MINISTER FOR HEALTH SETS NEW DIRECTION FOR ACCESS TO EMERGENCY TREATMENT

Published Thursday, 02 August, 2012 at 10:01 AM

Minister for Health
The Honourable Lawrence Springborg

2 August 2012

Minister for Health sets new direction for access to emergency treatment

Sweeping changes to way ambulances and hospitals treat our sickest patients will be adopted by the Government, Health Minister Lawrence Springborg announced today.

Releasing the Metropolitan Emergency Department Access Initiative report by tabling it in Parliament, Minister Springborg confirmed that all fifteen recommendations would be adopted by the Government to improve the flow of patients through the Emergency Departments of Queensland hospitals.

“When the new arrangements are implemented, hospital bypass will be a thing of the past,” Minister Springborg said.

Ambulance ramping occurs when there are no immediately available beds or treatment areas in the Emergency Department to transfer patients arriving by an arriving ambulance. It leads to what is commonly known as bypass, where ambulances are re-directed to other Emergency Departments.

“The report makes it clear that simply going on bypass, which is effectively diverting a patient to another facility, is an unacceptable mechanism for managing demand on Emergency Departments,” the Minister said.

“Addressing ambulance ramping and hospital bypass requires a ‘whole of hospital’ approach to improving the flow of patients through the entire facility, not just the Emergency Department. These recommendations will make those changes happen.

The report’s recommendations will be implemented by Queensland Health, and Minister Springborg indicated he had written to the Chair of each Hospital and Health Board to confirm the Government’s commitment to addressing the issues raised by the report.

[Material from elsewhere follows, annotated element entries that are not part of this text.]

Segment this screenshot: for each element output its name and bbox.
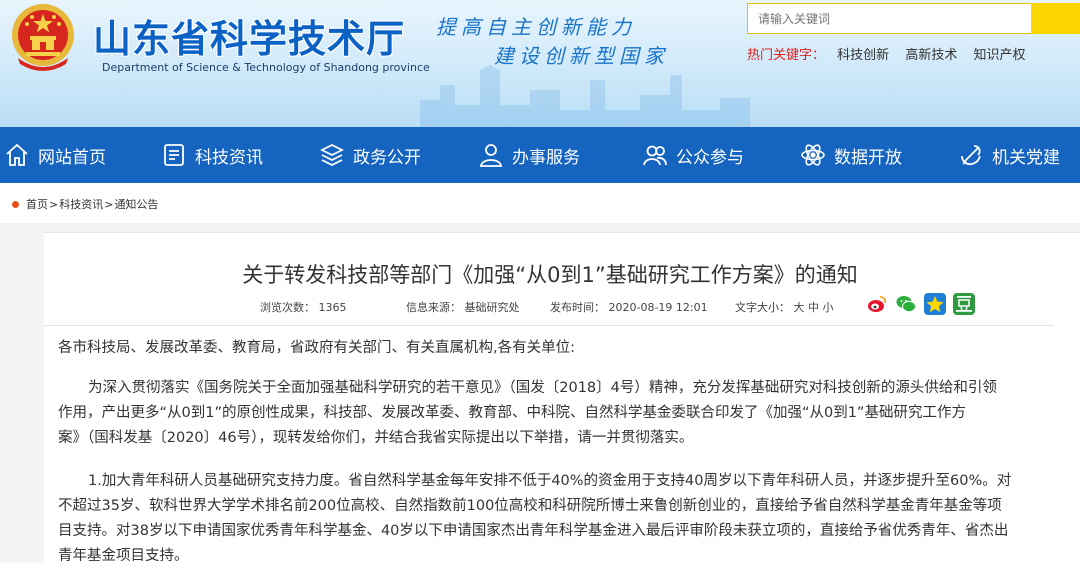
breadcrumb-dot-icon — [12, 200, 19, 208]
views-label: 浏览次数： — [260, 301, 315, 314]
nav-item-label: 机关党建 — [992, 147, 1060, 168]
views-count: 1365 — [318, 301, 347, 314]
nav-item-label: 政务公开 — [353, 147, 421, 168]
views-meta: 浏览次数： 1365 — [260, 299, 347, 315]
skyline-decoration — [420, 65, 750, 127]
nav-item-home[interactable]: 网站首页 — [4, 127, 106, 183]
paragraph-line: 1.加大青年科研人员基础研究支持力度。省自然科学基金每年安排不低于40%的资金用… — [88, 473, 1012, 489]
breadcrumb-separator: > — [49, 197, 59, 211]
people-icon — [643, 145, 667, 166]
hot-keyword-link[interactable]: 高新技术 — [905, 48, 957, 63]
breadcrumb-separator: > — [104, 197, 114, 211]
search-box — [747, 3, 1080, 34]
party-emblem-icon — [961, 145, 981, 166]
hot-keywords: 热门关键字： 科技创新 高新技术 知识产权 — [747, 44, 1037, 63]
breadcrumb-bar: 首页 > 科技资讯 > 通知公告 — [0, 183, 1080, 223]
meta-divider — [44, 325, 1054, 326]
hot-keyword-link[interactable]: 知识产权 — [973, 48, 1025, 63]
article-title: 关于转发科技部等部门《加强“从0到1”基础研究工作方案》的通知 — [242, 263, 858, 287]
font-size-label: 文字大小： — [735, 301, 790, 314]
article-panel: 关于转发科技部等部门《加强“从0到1”基础研究工作方案》的通知 浏览次数： 13… — [44, 232, 1080, 573]
salutation: 各市科技局、发展改革委、教育局，省政府有关部门、有关直属机构,各有关单位: — [58, 336, 575, 361]
qzone-star-icon[interactable] — [924, 293, 946, 315]
slogan-line-2: 建设创新型国家 — [494, 44, 669, 68]
hot-keywords-label: 热门关键字： — [747, 48, 826, 63]
paragraph-line: 为深入贯彻落实《国务院关于全面加强基础科学研究的若干意见》（国发〔2018〕4号… — [88, 380, 997, 396]
paragraph-line: 案》（国科发基〔2020〕46号），现转发给你们，并结合我省实际提出以下举措，请… — [58, 430, 694, 446]
person-service-icon — [479, 144, 503, 167]
nav-item-party[interactable]: 机关党建 — [958, 127, 1060, 183]
douban-icon[interactable] — [953, 293, 975, 315]
breadcrumb-link-home[interactable]: 首页 — [26, 196, 48, 212]
paragraph-line: 目支持。对38岁以下申请国家优秀青年科学基金、40岁以下申请国家杰出青年科学基金… — [58, 523, 1009, 539]
site-title-english: Department of Science & Technology of Sh… — [102, 61, 430, 74]
site-header: 山东省科学技术厅 Department of Science & Technol… — [0, 0, 1080, 127]
salutation-text: 各市科技局、发展改革委、教育局，省政府有关部门、有关直属机构,各有关单位: — [58, 340, 575, 356]
nav-item-label: 公众参与 — [676, 147, 744, 168]
breadcrumb-link-notices[interactable]: 通知公告 — [114, 196, 158, 212]
nav-item-services[interactable]: 办事服务 — [478, 127, 580, 183]
nav-item-label: 数据开放 — [834, 147, 902, 168]
source-value: 基础研究处 — [464, 301, 520, 314]
paragraph-line: 不超过35岁、软科世界大学学术排名前200位高校、自然指数前100位高校和科研院… — [58, 498, 1002, 514]
weibo-icon[interactable] — [866, 293, 888, 315]
layers-icon — [319, 143, 345, 167]
nav-item-label: 办事服务 — [512, 147, 580, 168]
nav-item-gov-affairs[interactable]: 政务公开 — [319, 127, 421, 183]
nav-item-label: 网站首页 — [38, 147, 106, 168]
breadcrumb-link-news[interactable]: 科技资讯 — [59, 196, 103, 212]
article-area: 关于转发科技部等部门《加强“从0到1”基础研究工作方案》的通知 浏览次数： 13… — [0, 223, 1080, 573]
font-size-large[interactable]: 大 — [794, 301, 805, 314]
nav-item-label: 科技资讯 — [195, 147, 263, 168]
font-size-medium[interactable]: 中 — [808, 301, 819, 314]
news-list-icon — [164, 144, 184, 166]
wechat-icon[interactable] — [895, 293, 917, 315]
nav-item-public[interactable]: 公众参与 — [642, 127, 744, 183]
nav-item-open-data[interactable]: 数据开放 — [800, 127, 902, 183]
paragraph-intro: 为深入贯彻落实《国务院关于全面加强基础科学研究的若干意见》（国发〔2018〕4号… — [58, 376, 997, 451]
hot-keyword-link[interactable]: 科技创新 — [837, 48, 889, 63]
breadcrumb: 首页 > 科技资讯 > 通知公告 — [12, 196, 158, 212]
main-nav: 网站首页 科技资讯 政务公开 办事服务 公众参与 数据开放 机关党建 — [0, 127, 1080, 183]
source-meta: 信息来源： 基础研究处 — [406, 299, 520, 315]
date-value: 2020-08-19 12:01 — [608, 301, 708, 314]
font-size-meta: 文字大小： 大 中 小 — [735, 299, 834, 315]
date-label: 发布时间： — [550, 301, 605, 314]
date-meta: 发布时间： 2020-08-19 12:01 — [550, 299, 708, 315]
font-size-small[interactable]: 小 — [823, 301, 834, 314]
paragraph-line: 作用，产出更多“从0到1”的原创性成果，科技部、发展改革委、教育部、中科院、自然… — [58, 405, 966, 421]
atom-icon — [801, 144, 825, 166]
source-label: 信息来源： — [406, 301, 461, 314]
nav-item-news[interactable]: 科技资讯 — [161, 127, 263, 183]
site-title: 山东省科学技术厅 — [93, 17, 406, 61]
paragraph-item-1: 1.加大青年科研人员基础研究支持力度。省自然科学基金每年安排不低于40%的资金用… — [58, 469, 1011, 569]
search-input[interactable] — [747, 3, 1031, 34]
slogan-line-1: 提高自主创新能力 — [436, 15, 636, 39]
home-icon — [6, 143, 28, 166]
paragraph-line: 青年基金项目支持。 — [58, 548, 189, 564]
search-button[interactable] — [1031, 3, 1080, 34]
national-emblem-icon — [12, 4, 74, 71]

The report was commissioned by Queensland Health and prepared by Dr David Rosengren, the Director of Emergency Medicine at Greenslopes Private Hospital and a Senior Staff Specialist Emergency Physician at the Royal Brisbane and Women’s Hospital.

The Queensland Ambulance Service, numerous other clinicians with emergency medicine expertise, paramedics, unions and agency representatives – at both senior executive and operational levels – also had input into the report.

“This Government recognises that access to the Emergency Departments of Queensland’s hospitals is a key indicator of how the health system is performing,” the Minister said.

“By adopting a whole-of-hospital approach as recommended by the report, we will be improving the efficiency of our facilities and delivering faster, more appropriate care to the patients of Queensland.

A copy of the report is available on Queensland Health’s website at www.health.qld.gov.au under What’s New.


RECOMMENDATIONS:

? RECOMMENDATION 1 - Each Hospital and Health Service provide a 24-hour single point of non-ED Executive Director level (or higher) contact for the QAS on ED access issues.
? RECOMMENDATION 2 - Queensland Health includes a key performance indicator relating to Patient off-Stretcher Time (POST) in future Service Level Agreements for Hospital and Health Services.
? RECOMMENDATION 3 - Queensland Health reviews the current hospital capacity escalation framework and mandate implementation by 1 January 2013.
? RECOMMENDATION 4 - Queensland Health review the role of the Emergency Capacity Hospital Overview (ECHO) and internal ED capacity (SAPhTE) scores.
? RECOMMENDATION 5 - Patient flow and bed management strategies are implemented into all Queensland public hospitals and each Hospital and Health Service must demonstrate active use of same.
? RECOMMENDATION 6 – As at 1 January 2012 no hospital will have the authority to divert ambulances (activate ambulance bypass) to another hospital.
? RECOMMENDATION 7 - QAS is responsible for ambulance load share into emergency departments.
? RECOMMENDATION 8 - Triage must occur on arrival.
? RECOMMENDATION 9 – The introduction of senior level Clinical Initiative Nurses to the waiting room of all major EDs.
? RECOMMENDATION 10 – Patients are not to return to the back of an ambulance post triage.
? RECOMMENDATION 11 - Queensland Health and QAS introduce formal education modules into respective mandatory training ensure QAS paramedics and Queensland Health triage staff have a clear understanding of each other’s role and scope of practice.
? RECOMMENDATION 12 - That a Patient off Stretcher Time (POST) Policy directed at ensuring the time from arrival to clinical handover from QAS to the hospital is less than 30 minutes, be reviewed and implemented as a mandatory directive from Queensland Health by 1 January 2013.
? RECOMMENDATION 13 - QAS review the role of the QAS Hospital Liaison Officer (HLO), to optimise its contribution in the environment created by implementation of these recommendations.
? RECOMMENDATION 14 – Development of an Inter-hospital transfer Directive whereby patients not requiring specialist emergency medical care do not transit through the ED.
? RECOMMENDATION 15 - Establishment of a high-level Emergency Services Management Committee (ESMC) to provide policy advice to the Minister on issues affecting consumer access to (and delivery of) public hospital emergency and monitor implementation of the MEDAI recommendations.